Voltamos à peça de teatro. O estilo, conta Manuel João Monte, exibe um pouco de inspiração em Carl Djerassi (1923-2015) , autor das peças que traduziu e que é mundialmente famoso por ser considerado um dos “pais” da pílula contraceptiva (ainda que o próprio não gostasse desse título). Manuel João Monte era um admirador e amigo do químico norte-americano e foi o seu “padrinho” na atribuição do doutoramento honoris causa a Carl Djerassi pela Universidade do Porto, em 2011.

“Apanhei um pequeno vício daquele estilo que ele chamava ‘ciência em ficção’, que é um bocado diferente da ficção científica, e de ver o papel cultural do teatro como ideal para levar a ciência ao grande público”, diz o químico português, que avisa que não ousa fazer comparações com o “mestre”. É uma peça de teatro dirigida a toda a gente, ao chamado “grande público”, mas o professor de química sublinha que gostaria muito de ver alunos das escolas na audiência. “O fundo é sério, é científico, a exploração é que é ficcional e tem algum grau de comicidade e de leveza. Mesmo uma clientela científica pode apreciar as piadas porque não estou a cometer nenhuma gaffe ou dizer algo de errado. O que é ficção nota-se que é ficção, o que é sério nota-se que é sério. Tem também um papel pedagógico.”

Ridículo ou não, eis a discussão

De novo, a voz de Prata: “E que tal a Antimónia em vez de Antimónio?

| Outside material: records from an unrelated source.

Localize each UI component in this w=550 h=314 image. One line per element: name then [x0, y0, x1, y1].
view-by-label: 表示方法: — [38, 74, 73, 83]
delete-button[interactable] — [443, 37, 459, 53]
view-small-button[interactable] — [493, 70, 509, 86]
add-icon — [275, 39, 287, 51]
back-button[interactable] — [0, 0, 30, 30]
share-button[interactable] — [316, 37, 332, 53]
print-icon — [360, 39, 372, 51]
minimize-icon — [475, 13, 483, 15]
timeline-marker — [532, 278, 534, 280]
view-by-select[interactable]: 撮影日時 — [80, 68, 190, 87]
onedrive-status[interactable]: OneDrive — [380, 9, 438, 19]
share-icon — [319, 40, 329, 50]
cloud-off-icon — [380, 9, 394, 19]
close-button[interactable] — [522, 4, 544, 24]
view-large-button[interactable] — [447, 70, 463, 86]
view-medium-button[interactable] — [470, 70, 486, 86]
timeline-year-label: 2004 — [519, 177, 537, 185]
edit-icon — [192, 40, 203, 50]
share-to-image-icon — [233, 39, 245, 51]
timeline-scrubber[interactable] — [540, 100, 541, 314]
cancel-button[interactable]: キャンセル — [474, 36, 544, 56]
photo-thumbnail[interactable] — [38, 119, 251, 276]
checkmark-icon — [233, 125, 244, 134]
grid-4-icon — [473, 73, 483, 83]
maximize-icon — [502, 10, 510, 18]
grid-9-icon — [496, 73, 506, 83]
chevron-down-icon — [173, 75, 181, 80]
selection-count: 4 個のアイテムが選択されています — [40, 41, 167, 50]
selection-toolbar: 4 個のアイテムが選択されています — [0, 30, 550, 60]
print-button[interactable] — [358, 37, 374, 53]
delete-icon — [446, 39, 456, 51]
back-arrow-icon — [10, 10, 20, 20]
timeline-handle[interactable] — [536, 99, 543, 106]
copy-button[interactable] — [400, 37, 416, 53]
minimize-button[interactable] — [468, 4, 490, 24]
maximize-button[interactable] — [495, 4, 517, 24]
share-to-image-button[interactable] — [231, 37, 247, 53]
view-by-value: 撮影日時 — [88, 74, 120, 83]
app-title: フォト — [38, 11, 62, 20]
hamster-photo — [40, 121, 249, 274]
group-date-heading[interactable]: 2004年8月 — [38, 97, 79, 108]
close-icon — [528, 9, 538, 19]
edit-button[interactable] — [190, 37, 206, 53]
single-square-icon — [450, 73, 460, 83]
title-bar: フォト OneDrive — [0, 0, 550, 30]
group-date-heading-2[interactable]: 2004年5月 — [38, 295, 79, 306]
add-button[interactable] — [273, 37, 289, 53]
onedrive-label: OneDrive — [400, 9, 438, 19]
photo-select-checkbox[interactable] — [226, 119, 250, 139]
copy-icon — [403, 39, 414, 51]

Alguma coisa contra? E o Magnésio? Tem que continuar ser masculino? Como é sabido, o óxido de magnésio é também conhecido por leite de magnésia. Não deveria então ser, a Magnésia? E poderia propor outras trocas: Em vez de Lutécio não poderia ser Lutécia? Lembro que Lutetia (com t em vez de c), é a antiga designação romana da cidade de Paris. E o Ruténio, que deriva da palavra latina Ruthenia que designa Rússia? Não poderia chamar-se Ruténia? E o elemento 105, o Dúbnio, nomeado em homenagem à cidade Russa de Dubna? Porque não a Dúbnia? Qual é a objeção?!” É o Chumbo que responde: “Eu continuo a ter muitas!”

Por sugestão de quem sabe da arte, o professor e autor decidiu contrariar o marcado lado narrativo do teatro português e temperou-o com uma dose de conflito ou, melhor dizendo, vários pequenos conflitos. “É isso que atrai as pessoas e as desperta”, foi o conselho do seu amigo encenador. Logo na primeira cena, a Prata e Chumbo discutem. “Esta questão de igualdade de género estendida aos nomes dos elementos químicos é, em minha opinião, ridícula. Repito, ri-dí-cu-la!”, reage o “senhor” Chumbo. Platina responderá: “Ridícula foi a censura exercida durante anos, mesmo em pleno século XX, à participação das mulheres na ciência e ao devido reconhecimento do mérito do seu trabalho. A descoberta da fissão nuclear por Lisa Meitner valeu-lhe a atribuição de um nome derivado do seu apelido ao elemento 109. E foi então nomeado Meitnéria? Não, claro! Ficou Meitnério! Faz algum sentido? Ridículo, Sr. Chumbo, é que a Tabela Periódica contemple apenas dois nomes femininos para designar elementos químicos”.

A peça vai durar cerca de 1h30. “Reservo para o fim a mensagem sobre a importância do papel da Química. Vou tentar fazer uma coisa bonita sem ser muito piegas.” Usando uma expressão querida de João Monte e que até chegou a pensar em usar no título desta peça, fica então a promessa de que teremos brevemente em cena num palco do Porto “mosquitos por cordas” (para quem não sabe, é o mesmo que balbúrdia ou confusão) no bairro da tabela.